Food prices rose over the past couple of years because manufacturers and grocery chains complained of high cost of transportation, so they had to increase prices on shelf food. But now that the price of oil is down and the transportation crisis has waned, why have not grocery store prices gone back down?
Because manufacturers and grocery stores have found a way to bilk the consumer while all the attention is on the big boys. But of course, blame is placed on everyone except those responsible. "Supermarkets complain that giant food manufacturers' wholesale prices have risen even as commodity costs have fallen."
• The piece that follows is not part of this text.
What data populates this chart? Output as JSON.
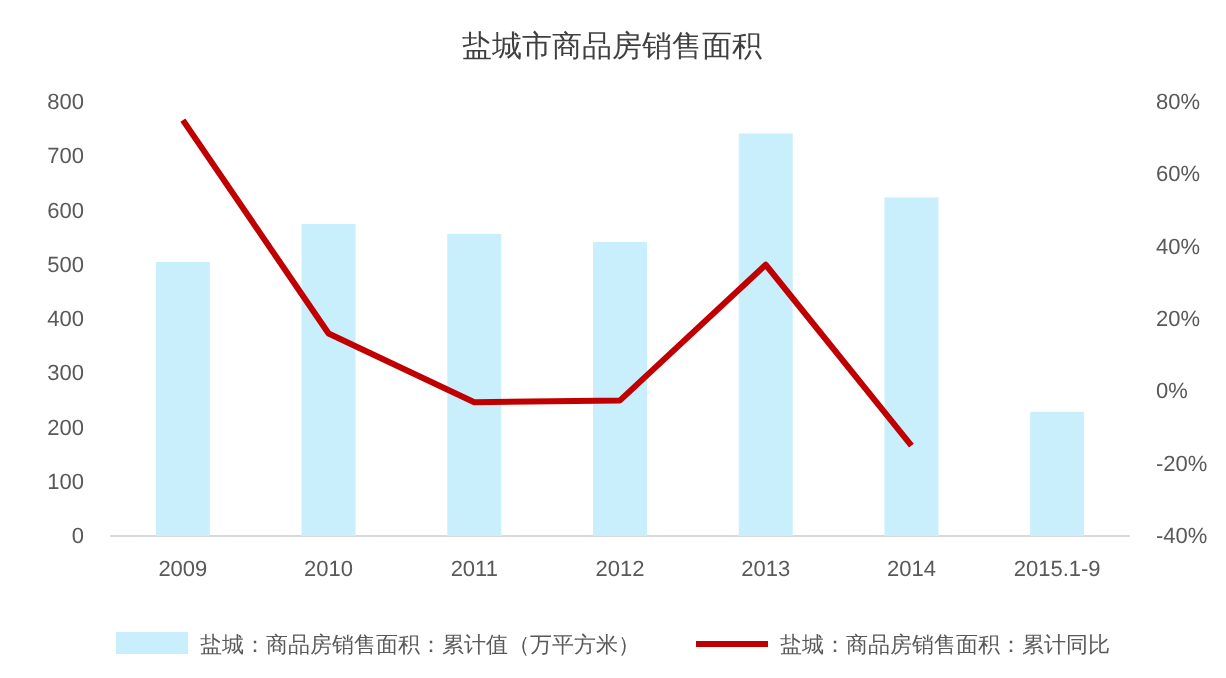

The concept is all too simple in a greed-torn society. When hard times come, charge more money for everything and blame the next guy and the invisible hand of the free market, but when prices go down, the people become so relieved they go on to forget the other problems and soon accept everything else as normal. While some industries reaps the profits, the consumer continually struggle.
Not only do some industries find ways to milk the people by keeping prices high, but they even skimp on the goods by decreasing quantity, and that is a shame. For instance, "Kraft raised the wholesale price of a box of its staple macaroni and cheese an average of 9% in the last year, according to several supermarket chains, despite 38% to 68% plunges in cheese and wheat prices. These increases factor in the growing practice by the manufacturers of shrinking the weight of the contents without reducing wholesale prices."
So not only have the manufacturers gotten over on profits, but maintains larger inventory as well. And in a supply and demand system, the higher inventory you have, the higher you can charge when it is in demand.
"It's disingenuous to consumers that all commodity costs are coming down, interest rates are coming down, everything is coming down, and [the national brands] are taking their prices up," Steven Burd, chief executive of Vons owner Safeway Inc., told investors.
When families head to the grocery stores to get food for their families, grocery bills are as high as they were two years ago at the peak of the oil crises. The average grocery bill increased from around $400 to $625 a month, and is now averaging around $550 a month, despite the drop in everything else. So who is getting over and who is hurting?
The news media have not brought this issue to the attention of the public or politicians because they are more focused on the bigger corporations, and certainly no politicians have addressed the problem, so we can assume that the reason is that food manufacturers' have a stake in the game somewhere along the political line.
"It is only recently that we have seen some price decreases for certain commodities, such as milk, butter, wheat, corn, soybeans and edible and mineral oils, but most of these still remain above historical averages," said Dean Mastrojohn, spokesman for Unilever U.S. "We also see prices for certain commodities that we use, such as beef extract, tomatoes and tea, continuing to increase."
So not only have prices not decreased, but some are even continuing to increase. Of course spokespersons will claim some free market economic formula to justify why prices are still high and how they are caught in the middle and cannot reduce prices for the consumer just yet, but who among us have not looked between the lines for what situations like this really say. That companies bilk the public every chance they get.
Countries around the world are suffering food shortages. People are dying, children are starving, cities and towns are in shortage and America and global business people are playing the same games of monopoly in order to get rich and send their kids to college, so they too, can learn the trades of greed, indifference, and secret wealth.
So once again we see the practices of free market capitalism working as an underground cartel.